Harvey Skinner, dean of York’s Faculty of Health, called the partnership between the University and UHN a significant step. “UHN is the flagship academic hospital in Canada and internationally,” he said. “We look forward to working with UHN in being a global leader in research and education and on patient-centred care, with major impact on improving the quality of patient care and outcomes.”

York grad is named Parliament’s rookie of the year

Like a lot of the MPs elected for the first time last fall, Megan Leslie (BA Hons. ’03) didn’t have quite as much time as she might have liked to prepare to take her seat in the House, wrote Maclean’s in a story about the member for Halifax in its May 25 issue.

But those unlikely first weeks didn’t seem to throw Leslie, 35, off balance. In less than six months in the House, she has attracted an unusual amount of notice – enough to win her the best rookie MP title in the Maclean’s poll of her peers. She speaks with a passion on subjects like energy efficiency, and she sees potential to make an impact where others bemoan the ordinary MP’s impotence. “It’s really remarkable to see how much influence you can have if you are prepared, understand the issues well, and are confident,” she says. “I’ve seen MPs walk into committees and say, ‘This is the way we should be going,’ and other MPs – it doesn’t matter which party – say, ‘Yeah, I agree with that.’”

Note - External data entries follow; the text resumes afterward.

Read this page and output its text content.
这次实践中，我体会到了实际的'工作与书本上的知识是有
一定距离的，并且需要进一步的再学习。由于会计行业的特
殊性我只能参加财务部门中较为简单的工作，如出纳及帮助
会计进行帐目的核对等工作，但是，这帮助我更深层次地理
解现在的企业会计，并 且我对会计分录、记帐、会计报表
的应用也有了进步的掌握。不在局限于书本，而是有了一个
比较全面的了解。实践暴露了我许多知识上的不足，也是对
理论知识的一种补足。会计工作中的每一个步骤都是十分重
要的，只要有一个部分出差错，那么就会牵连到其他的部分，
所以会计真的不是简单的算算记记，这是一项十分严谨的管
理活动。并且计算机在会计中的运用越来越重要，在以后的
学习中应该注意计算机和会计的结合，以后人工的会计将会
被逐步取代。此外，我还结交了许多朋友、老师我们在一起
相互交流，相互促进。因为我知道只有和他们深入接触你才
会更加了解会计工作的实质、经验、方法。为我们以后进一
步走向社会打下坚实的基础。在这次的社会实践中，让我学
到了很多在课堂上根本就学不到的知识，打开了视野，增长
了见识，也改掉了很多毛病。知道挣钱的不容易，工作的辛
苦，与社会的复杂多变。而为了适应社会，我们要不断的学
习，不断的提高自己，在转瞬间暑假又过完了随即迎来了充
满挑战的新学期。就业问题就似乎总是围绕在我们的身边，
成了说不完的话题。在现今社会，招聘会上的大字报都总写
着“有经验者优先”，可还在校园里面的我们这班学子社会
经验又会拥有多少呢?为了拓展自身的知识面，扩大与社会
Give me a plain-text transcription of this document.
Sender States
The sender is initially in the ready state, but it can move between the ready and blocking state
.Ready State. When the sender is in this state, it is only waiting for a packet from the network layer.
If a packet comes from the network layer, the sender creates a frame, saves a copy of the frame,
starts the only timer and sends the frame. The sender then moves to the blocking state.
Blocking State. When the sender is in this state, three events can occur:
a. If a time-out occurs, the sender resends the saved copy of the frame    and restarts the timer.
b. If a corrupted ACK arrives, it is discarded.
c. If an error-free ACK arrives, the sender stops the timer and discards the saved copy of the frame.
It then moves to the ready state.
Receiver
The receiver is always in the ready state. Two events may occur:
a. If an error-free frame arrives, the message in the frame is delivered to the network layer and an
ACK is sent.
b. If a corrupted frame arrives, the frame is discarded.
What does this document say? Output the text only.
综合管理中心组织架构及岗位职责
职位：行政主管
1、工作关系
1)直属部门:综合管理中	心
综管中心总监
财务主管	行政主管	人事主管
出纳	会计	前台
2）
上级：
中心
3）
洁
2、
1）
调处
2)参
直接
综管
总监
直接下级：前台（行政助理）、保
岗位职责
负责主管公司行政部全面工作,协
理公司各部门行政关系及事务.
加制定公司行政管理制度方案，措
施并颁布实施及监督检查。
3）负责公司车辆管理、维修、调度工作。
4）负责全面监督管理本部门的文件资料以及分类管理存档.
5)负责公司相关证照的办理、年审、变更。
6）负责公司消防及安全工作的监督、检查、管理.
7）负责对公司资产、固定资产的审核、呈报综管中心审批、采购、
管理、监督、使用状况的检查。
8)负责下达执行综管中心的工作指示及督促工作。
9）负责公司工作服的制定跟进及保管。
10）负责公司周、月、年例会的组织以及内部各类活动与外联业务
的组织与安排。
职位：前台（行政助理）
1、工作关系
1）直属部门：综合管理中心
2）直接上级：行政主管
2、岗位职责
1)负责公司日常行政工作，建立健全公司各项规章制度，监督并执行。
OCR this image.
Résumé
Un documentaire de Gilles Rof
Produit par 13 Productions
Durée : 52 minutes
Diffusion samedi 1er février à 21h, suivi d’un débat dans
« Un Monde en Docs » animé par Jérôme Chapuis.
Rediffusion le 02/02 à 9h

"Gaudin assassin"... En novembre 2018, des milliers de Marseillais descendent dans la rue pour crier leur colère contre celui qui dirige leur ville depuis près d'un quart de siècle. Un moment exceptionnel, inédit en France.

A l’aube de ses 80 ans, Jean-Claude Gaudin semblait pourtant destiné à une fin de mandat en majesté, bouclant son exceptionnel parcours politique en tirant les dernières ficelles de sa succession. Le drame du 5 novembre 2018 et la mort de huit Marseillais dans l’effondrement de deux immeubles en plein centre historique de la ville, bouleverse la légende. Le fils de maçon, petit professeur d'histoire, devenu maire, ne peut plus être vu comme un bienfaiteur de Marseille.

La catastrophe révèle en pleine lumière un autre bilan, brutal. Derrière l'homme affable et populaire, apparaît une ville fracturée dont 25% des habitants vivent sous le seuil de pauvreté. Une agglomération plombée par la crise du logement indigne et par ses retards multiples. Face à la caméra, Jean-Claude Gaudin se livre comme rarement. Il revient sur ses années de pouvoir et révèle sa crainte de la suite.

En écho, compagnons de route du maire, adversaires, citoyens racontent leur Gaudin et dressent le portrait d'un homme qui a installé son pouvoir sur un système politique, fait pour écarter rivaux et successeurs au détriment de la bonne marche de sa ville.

Now, having made an early impression on the Hill, Leslie needs to figure out how to make a difference – as a member of the fourth-place party. One forum she hopes to use is the cross-party group, such as Senator Roméo Dallaire’s All-Party Parliamentary Group for the Prevention of Genocide and other Crimes against Humanity, of which she’s a member. “I’m asking, ‘how do I organize communities to care about the issues that I care about?” she says. “But also, how do I organize across party lines with other MPs? I know that sounds very pie-in-the-sky, and maybe naive, but I believe it can be done.”

Pepler promotes retreat and report, says columnist

Folks like…Debra Pepler, distinguished research professor in psychology York University’s Faculty of Health, aren’t merely trying to change schoolyard events, they want to change schoolyard culture – for the worse, wrote columnist Mark Hasiuk in The Vancouver Courier May 20.

They promote “retreat and report” as the only recourse and seem bent on spawning a generation of informants who run screaming from life’s playground at the first sign of adversity. Ask any adult male to recall his most shining boyhood moment, and he’ll probably recite a heroic encounter with a bully. Nobody fondly recalls the time they turned tail, told a teacher and engaged in follow-up consultation with an anti-bullying expert.

On air

  • Ananya Mukherjee-Reed, political science professor in York’s Faculty of Arts, spoke about India’s elections on Radio Canada International’s “The Link” May 19.